To other Filipinos, these concerns are not even a blip on their radar and most of our countrymen are blatantly unaware of these struggles. That is mostly why most Muslims like to keep together in tight-knit communities, where they could access halal food and prayer facilities, among many others logistical concerns.
It has become my advocacy to spread more awareness about these issues. One of the biggest reasons why Filipino Muslims are so disenfranchised and so disregarded in the Philippines is primarily because a lot of people don’t even know some of the basic principles of Islam. There’s a lot of bigotry, hatred, and biases that have permeated our people’s culture, breeding animosity towards a minority that has been fraught with violence, outright war, and displacement. As a Muslim convert, part of my advocacy is to bridge this gap and provide even just the most fundamental knowledge about how our Filipino Muslim brothers and sisters live amongst us: In plain sight but hidden under a veil of mystery and misunderstanding.

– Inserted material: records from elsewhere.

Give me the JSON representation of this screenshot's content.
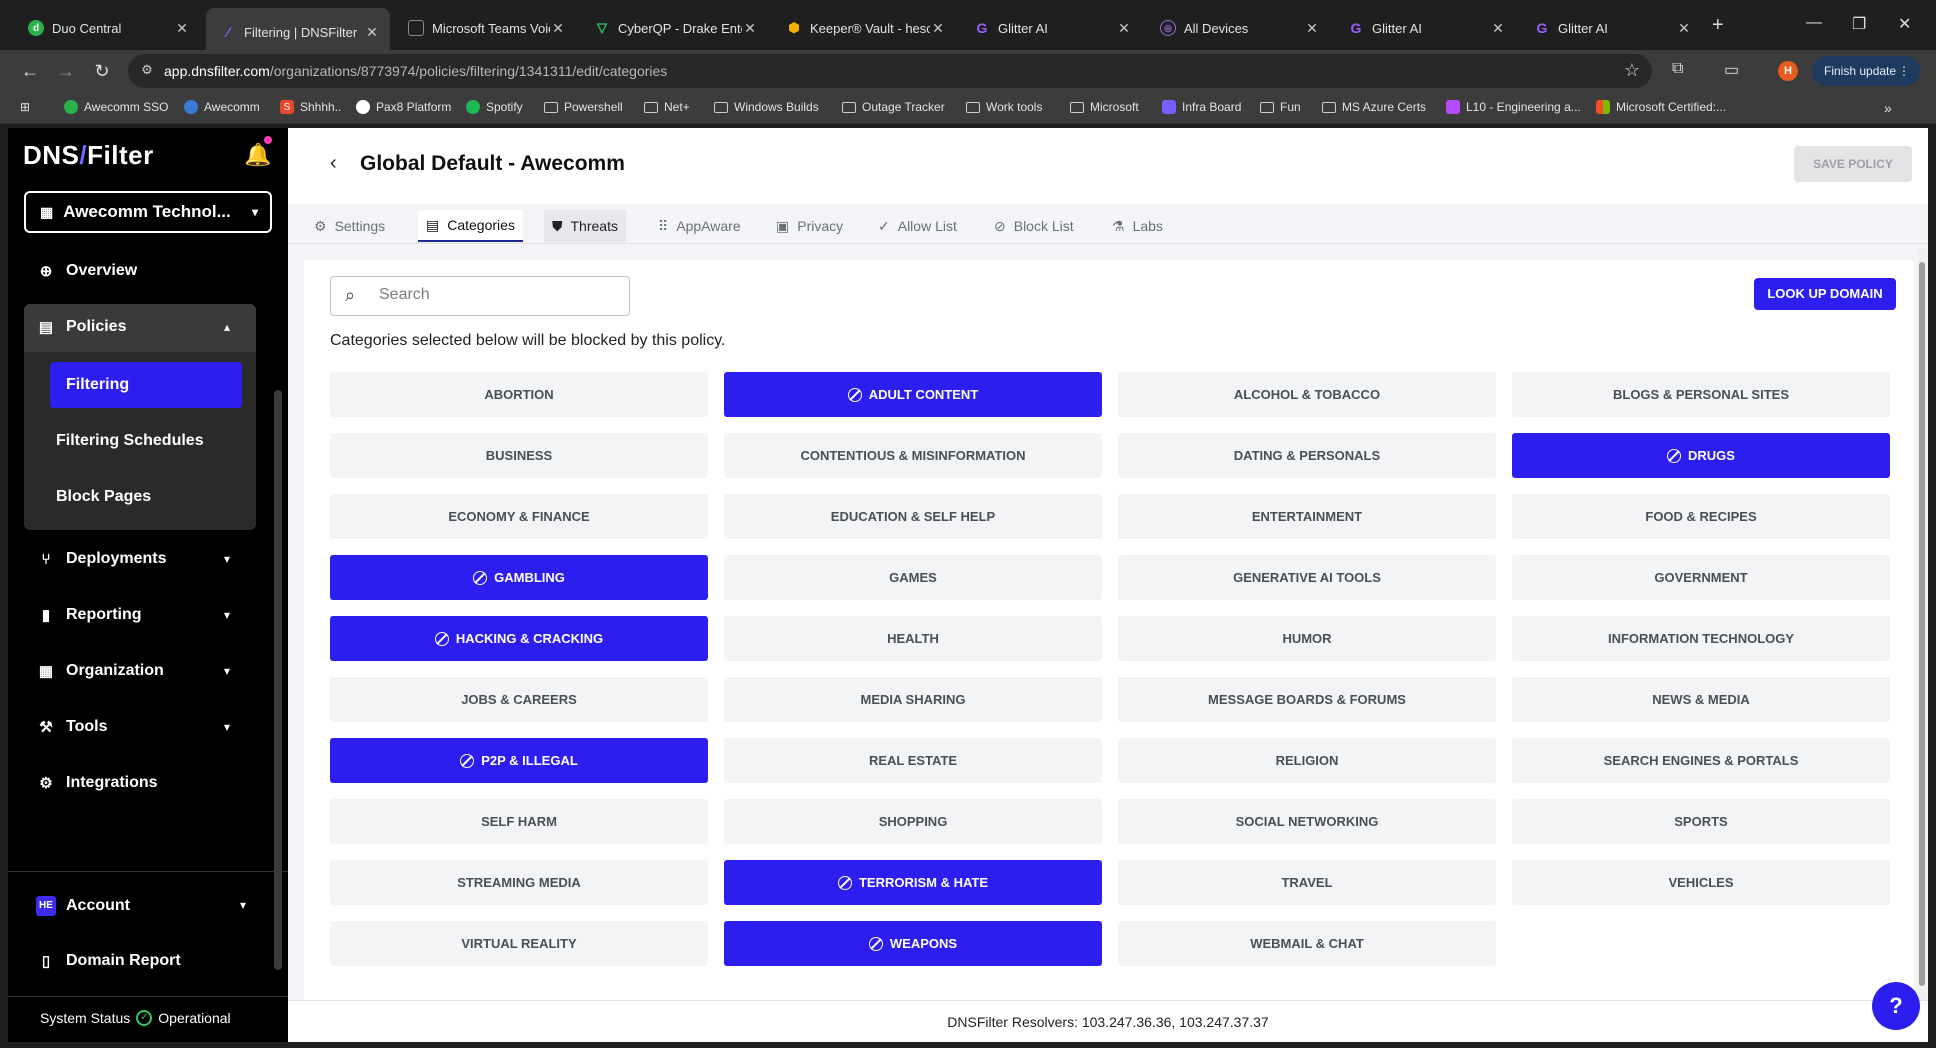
{
  "browser": {
    "tabs": [
      {
        "title": "Duo Central",
        "icon": "duo-icon",
        "color": "#2bb24c"
      },
      {
        "title": "Filtering | DNSFilter",
        "icon": "dnsfilter-icon",
        "color": "#3c2cf0"
      },
      {
        "title": "Microsoft Teams Voice",
        "icon": "teams-icon",
        "color": "#6264a7"
      },
      {
        "title": "CyberQP - Drake Enter",
        "icon": "cyberqp-icon",
        "color": "#2ecc71"
      },
      {
        "title": "Keeper® Vault - hesch",
        "icon": "keeper-icon",
        "color": "#f5b400"
      },
      {
        "title": "Glitter AI",
        "icon": "glitter-icon",
        "color": "#9b5cff"
      },
      {
        "title": "All Devices",
        "icon": "devices-icon",
        "color": "#a06cd5"
      },
      {
        "title": "Glitter AI",
        "icon": "glitter-icon",
        "color": "#9b5cff"
      },
      {
        "title": "Glitter AI",
        "icon": "glitter-icon",
        "color": "#9b5cff"
      }
    ],
    "url_host": "app.dnsfilter.com",
    "url_path": "/organizations/8773974/policies/filtering/1341311/edit/categories",
    "profile_initial": "H",
    "finish_update": "Finish update",
    "bookmarks": [
      {
        "label": "Awecomm SSO",
        "type": "site",
        "color": "#2bb24c"
      },
      {
        "label": "Awecomm",
        "type": "site",
        "color": "#3a7bd5"
      },
      {
        "label": "Shhhh..",
        "type": "site",
        "color": "#e8462a"
      },
      {
        "label": "Pax8 Platform",
        "type": "site",
        "color": "#ffffff"
      },
      {
        "label": "Spotify",
        "type": "site",
        "color": "#1db954"
      },
      {
        "label": "Powershell",
        "type": "folder"
      },
      {
        "label": "Net+",
        "type": "folder"
      },
      {
        "label": "Windows Builds",
        "type": "folder"
      },
      {
        "label": "Outage Tracker",
        "type": "folder"
      },
      {
        "label": "Work tools",
        "type": "folder"
      },
      {
        "label": "Microsoft",
        "type": "folder"
      },
      {
        "label": "Infra Board",
        "type": "site",
        "color": "#7b5cff"
      },
      {
        "label": "Fun",
        "type": "folder"
      },
      {
        "label": "MS Azure Certs",
        "type": "folder"
      },
      {
        "label": "L10 - Engineering a...",
        "type": "site",
        "color": "#b44cff"
      },
      {
        "label": "Microsoft Certified:...",
        "type": "site",
        "color": "#f25022"
      }
    ]
  },
  "sidebar": {
    "logo_left": "DNS",
    "logo_right": "Filter",
    "org_name": "Awecomm Technol...",
    "nav": {
      "overview": "Overview",
      "policies": "Policies",
      "filtering": "Filtering",
      "filtering_schedules": "Filtering Schedules",
      "block_pages": "Block Pages",
      "deployments": "Deployments",
      "reporting": "Reporting",
      "organization": "Organization",
      "tools": "Tools",
      "integrations": "Integrations",
      "account": "Account",
      "account_badge": "HE",
      "domain_report": "Domain Report"
    },
    "system_status_label": "System Status",
    "system_status_value": "Operational"
  },
  "main": {
    "title": "Global Default - Awecomm",
    "save_label": "SAVE POLICY",
    "tabs": [
      "Settings",
      "Categories",
      "Threats",
      "AppAware",
      "Privacy",
      "Allow List",
      "Block List",
      "Labs"
    ],
    "search_placeholder": "Search",
    "lookup_label": "LOOK UP DOMAIN",
    "description": "Categories selected below will be blocked by this policy.",
    "categories": [
      {
        "name": "ABORTION",
        "blocked": false
      },
      {
        "name": "ADULT CONTENT",
        "blocked": true
      },
      {
        "name": "ALCOHOL & TOBACCO",
        "blocked": false
      },
      {
        "name": "BLOGS & PERSONAL SITES",
        "blocked": false
      },
      {
        "name": "BUSINESS",
        "blocked": false
      },
      {
        "name": "CONTENTIOUS & MISINFORMATION",
        "blocked": false
      },
      {
        "name": "DATING & PERSONALS",
        "blocked": false
      },
      {
        "name": "DRUGS",
        "blocked": true
      },
      {
        "name": "ECONOMY & FINANCE",
        "blocked": false
      },
      {
        "name": "EDUCATION & SELF HELP",
        "blocked": false
      },
      {
        "name": "ENTERTAINMENT",
        "blocked": false
      },
      {
        "name": "FOOD & RECIPES",
        "blocked": false
      },
      {
        "name": "GAMBLING",
        "blocked": true
      },
      {
        "name": "GAMES",
        "blocked": false
      },
      {
        "name": "GENERATIVE AI TOOLS",
        "blocked": false
      },
      {
        "name": "GOVERNMENT",
        "blocked": false
      },
      {
        "name": "HACKING & CRACKING",
        "blocked": true
      },
      {
        "name": "HEALTH",
        "blocked": false
      },
      {
        "name": "HUMOR",
        "blocked": false
      },
      {
        "name": "INFORMATION TECHNOLOGY",
        "blocked": false
      },
      {
        "name": "JOBS & CAREERS",
        "blocked": false
      },
      {
        "name": "MEDIA SHARING",
        "blocked": false
      },
      {
        "name": "MESSAGE BOARDS & FORUMS",
        "blocked": false
      },
      {
        "name": "NEWS & MEDIA",
        "blocked": false
      },
      {
        "name": "P2P & ILLEGAL",
        "blocked": true
      },
      {
        "name": "REAL ESTATE",
        "blocked": false
      },
      {
        "name": "RELIGION",
        "blocked": false
      },
      {
        "name": "SEARCH ENGINES & PORTALS",
        "blocked": false
      },
      {
        "name": "SELF HARM",
        "blocked": false
      },
      {
        "name": "SHOPPING",
        "blocked": false
      },
      {
        "name": "SOCIAL NETWORKING",
        "blocked": false
      },
      {
        "name": "SPORTS",
        "blocked": false
      },
      {
        "name": "STREAMING MEDIA",
        "blocked": false
      },
      {
        "name": "TERRORISM & HATE",
        "blocked": true
      },
      {
        "name": "TRAVEL",
        "blocked": false
      },
      {
        "name": "VEHICLES",
        "blocked": false
      },
      {
        "name": "VIRTUAL REALITY",
        "blocked": false
      },
      {
        "name": "WEAPONS",
        "blocked": true
      },
      {
        "name": "WEBMAIL & CHAT",
        "blocked": false
      }
    ],
    "footer": "DNSFilter Resolvers: 103.247.36.36, 103.247.37.37"
  },
  "colors": {
    "accent": "#2d1ef0",
    "sidebar_bg": "#000000",
    "status_ok": "#32c864"
  }
}
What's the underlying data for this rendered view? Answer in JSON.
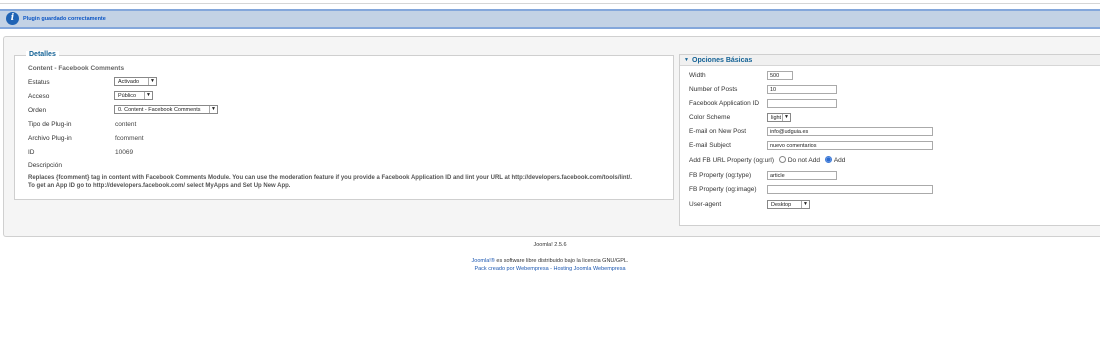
{
  "message": {
    "text": "Plugin guardado correctamente",
    "icon": "info-icon"
  },
  "details": {
    "legend": "Detalles",
    "subtitle": "Content - Facebook Comments",
    "estatus_label": "Estatus",
    "estatus_value": "Activado",
    "acceso_label": "Acceso",
    "acceso_value": "Público",
    "orden_label": "Orden",
    "orden_value": "0. Content - Facebook Comments",
    "tipo_label": "Tipo de Plug-in",
    "tipo_value": "content",
    "archivo_label": "Archivo Plug-in",
    "archivo_value": "fcomment",
    "id_label": "ID",
    "id_value": "10069",
    "descripcion_label": "Descripción",
    "description_line1": "Replaces {fcomment} tag in content with Facebook Comments Module. You can use the moderation feature if you provide a Facebook Application ID and lint your URL at http://developers.facebook.com/tools/lint/.",
    "description_line2": "To get an App ID go to http://developers.facebook.com/ select MyApps and Set Up New App."
  },
  "basic_options": {
    "title": "Opciones Básicas",
    "width_label": "Width",
    "width_value": "500",
    "posts_label": "Number of Posts",
    "posts_value": "10",
    "appid_label": "Facebook Application ID",
    "appid_value": "",
    "scheme_label": "Color Scheme",
    "scheme_value": "light",
    "email_label": "E-mail on New Post",
    "email_value": "info@udguia.es",
    "subject_label": "E-mail Subject",
    "subject_value": "nuevo comentarios",
    "ogurl_label": "Add FB URL Property (og:url)",
    "ogurl_option_no": "Do not Add",
    "ogurl_option_yes": "Add",
    "ogtype_label": "FB Property (og:type)",
    "ogtype_value": "article",
    "ogimage_label": "FB Property (og:image)",
    "ogimage_value": "",
    "agent_label": "User-agent",
    "agent_value": "Desktop"
  },
  "footer": {
    "version": "Joomla! 2.5.6",
    "license_link": "Joomla!®",
    "license_text": " es software libre distribuido bajo la licencia GNU/GPL.",
    "credits": "Pack creado por Webempresa - Hosting Joomla Webempresa"
  }
}
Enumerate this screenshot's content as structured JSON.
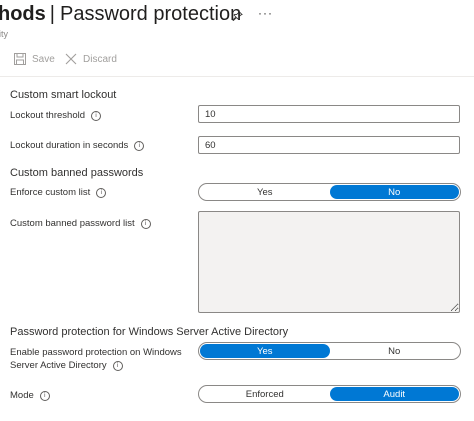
{
  "header": {
    "title_partial": "hods",
    "title_separator": "|",
    "title_main": "Password protection",
    "subtitle_partial": "ity"
  },
  "toolbar": {
    "save_label": "Save",
    "discard_label": "Discard"
  },
  "lockout": {
    "section_title": "Custom smart lockout",
    "threshold_label": "Lockout threshold",
    "threshold_value": "10",
    "duration_label": "Lockout duration in seconds",
    "duration_value": "60"
  },
  "banned": {
    "section_title": "Custom banned passwords",
    "enforce_label": "Enforce custom list",
    "enforce_options": [
      "Yes",
      "No"
    ],
    "enforce_selected": "No",
    "list_label": "Custom banned password list"
  },
  "windows": {
    "section_title": "Password protection for Windows Server Active Directory",
    "enable_label_line1": "Enable password protection on Windows",
    "enable_label_line2": "Server Active Directory",
    "enable_options": [
      "Yes",
      "No"
    ],
    "enable_selected": "Yes",
    "mode_label": "Mode",
    "mode_options": [
      "Enforced",
      "Audit"
    ],
    "mode_selected": "Audit"
  },
  "colors": {
    "accent": "#0078d4",
    "disabled_text": "#a19f9d",
    "textarea_bg": "#f3f2f1"
  }
}
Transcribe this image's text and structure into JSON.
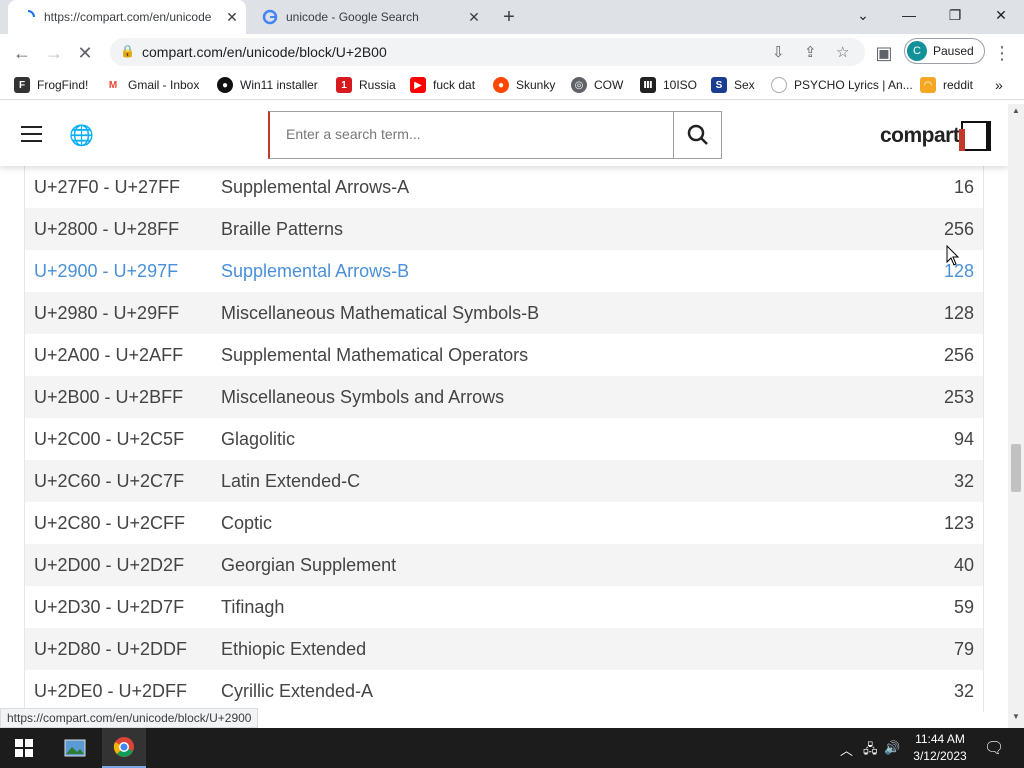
{
  "browser": {
    "tabs": [
      {
        "title": "https://compart.com/en/unicode",
        "active": true
      },
      {
        "title": "unicode - Google Search",
        "active": false
      }
    ],
    "address": "compart.com/en/unicode/block/U+2B00",
    "profile": {
      "initial": "C",
      "label": "Paused"
    },
    "bookmarks": [
      {
        "label": "FrogFind!"
      },
      {
        "label": "Gmail - Inbox"
      },
      {
        "label": "Win11 installer"
      },
      {
        "label": "Russia"
      },
      {
        "label": "fuck dat"
      },
      {
        "label": "Skunky"
      },
      {
        "label": "COW"
      },
      {
        "label": "10ISO"
      },
      {
        "label": "Sex"
      },
      {
        "label": "PSYCHO Lyrics | An..."
      },
      {
        "label": "reddit"
      }
    ],
    "status_url": "https://compart.com/en/unicode/block/U+2900"
  },
  "site": {
    "search_placeholder": "Enter a search term...",
    "logo_text": "compart"
  },
  "blocks": [
    {
      "range": "U+27F0 - U+27FF",
      "name": "Supplemental Arrows-A",
      "count": "16"
    },
    {
      "range": "U+2800 - U+28FF",
      "name": "Braille Patterns",
      "count": "256"
    },
    {
      "range": "U+2900 - U+297F",
      "name": "Supplemental Arrows-B",
      "count": "128",
      "highlight": true
    },
    {
      "range": "U+2980 - U+29FF",
      "name": "Miscellaneous Mathematical Symbols-B",
      "count": "128"
    },
    {
      "range": "U+2A00 - U+2AFF",
      "name": "Supplemental Mathematical Operators",
      "count": "256"
    },
    {
      "range": "U+2B00 - U+2BFF",
      "name": "Miscellaneous Symbols and Arrows",
      "count": "253"
    },
    {
      "range": "U+2C00 - U+2C5F",
      "name": "Glagolitic",
      "count": "94"
    },
    {
      "range": "U+2C60 - U+2C7F",
      "name": "Latin Extended-C",
      "count": "32"
    },
    {
      "range": "U+2C80 - U+2CFF",
      "name": "Coptic",
      "count": "123"
    },
    {
      "range": "U+2D00 - U+2D2F",
      "name": "Georgian Supplement",
      "count": "40"
    },
    {
      "range": "U+2D30 - U+2D7F",
      "name": "Tifinagh",
      "count": "59"
    },
    {
      "range": "U+2D80 - U+2DDF",
      "name": "Ethiopic Extended",
      "count": "79"
    },
    {
      "range": "U+2DE0 - U+2DFF",
      "name": "Cyrillic Extended-A",
      "count": "32"
    }
  ],
  "taskbar": {
    "time": "11:44 AM",
    "date": "3/12/2023"
  }
}
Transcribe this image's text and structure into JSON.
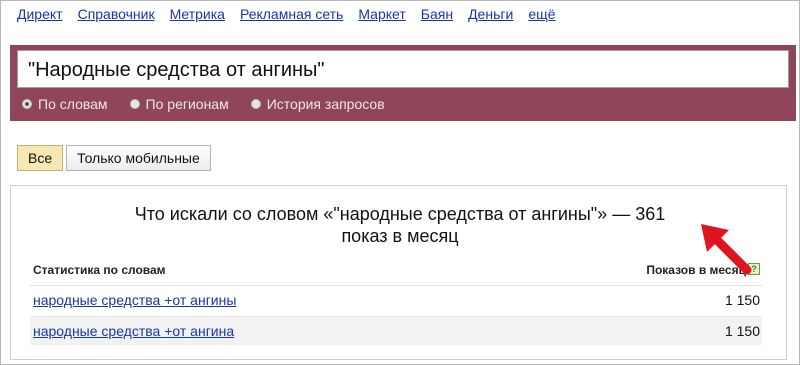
{
  "topnav": [
    "Директ",
    "Справочник",
    "Метрика",
    "Рекламная сеть",
    "Маркет",
    "Баян",
    "Деньги",
    "ещё"
  ],
  "search": {
    "query": "\"Народные средства от ангины\""
  },
  "radios": [
    {
      "label": "По словам",
      "selected": true
    },
    {
      "label": "По регионам",
      "selected": false
    },
    {
      "label": "История запросов",
      "selected": false
    }
  ],
  "filters": {
    "all": "Все",
    "mobile": "Только мобильные"
  },
  "result": {
    "line1": "Что искали со словом «\"народные средства от ангины\"» — 361",
    "line2": "показ в месяц"
  },
  "table": {
    "col_words": "Статистика по словам",
    "col_shows": "Показов в месяц",
    "help": "?",
    "rows": [
      {
        "phrase": "народные средства +от ангины",
        "shows": "1 150"
      },
      {
        "phrase": "народные средства +от ангина",
        "shows": "1 150"
      }
    ]
  },
  "colors": {
    "band": "#8e4658",
    "link": "#1a35a8",
    "arrow": "#e0141e",
    "selected_filter": "#f7e8b3"
  }
}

As a Muslim convert, one of the ways in which I immersed in the culture was by discovering Quiapo and imbibing in its culture. It was an educational experience for me, getting to know my new brethren in the faith, and it is my hope that the same process will be instrumental in bringing about more awareness and appreciation for the faith. In line with my work as a tour guide in Manila, I organized a tour that alllowed people to acquaint themselves with Islam and its fundamental teachings. I discuss the struggles of Muslim Filipinos with the goal of spreading more awareness, and with the hope of influencing change. – Rappler.com
Nonito Cabrera is a guide for walking tours in Quiapo and Intramuros. He will soon be joining the Department of Foreign Affairs as a Foreign Service Officer, having recently passed the FSO exam.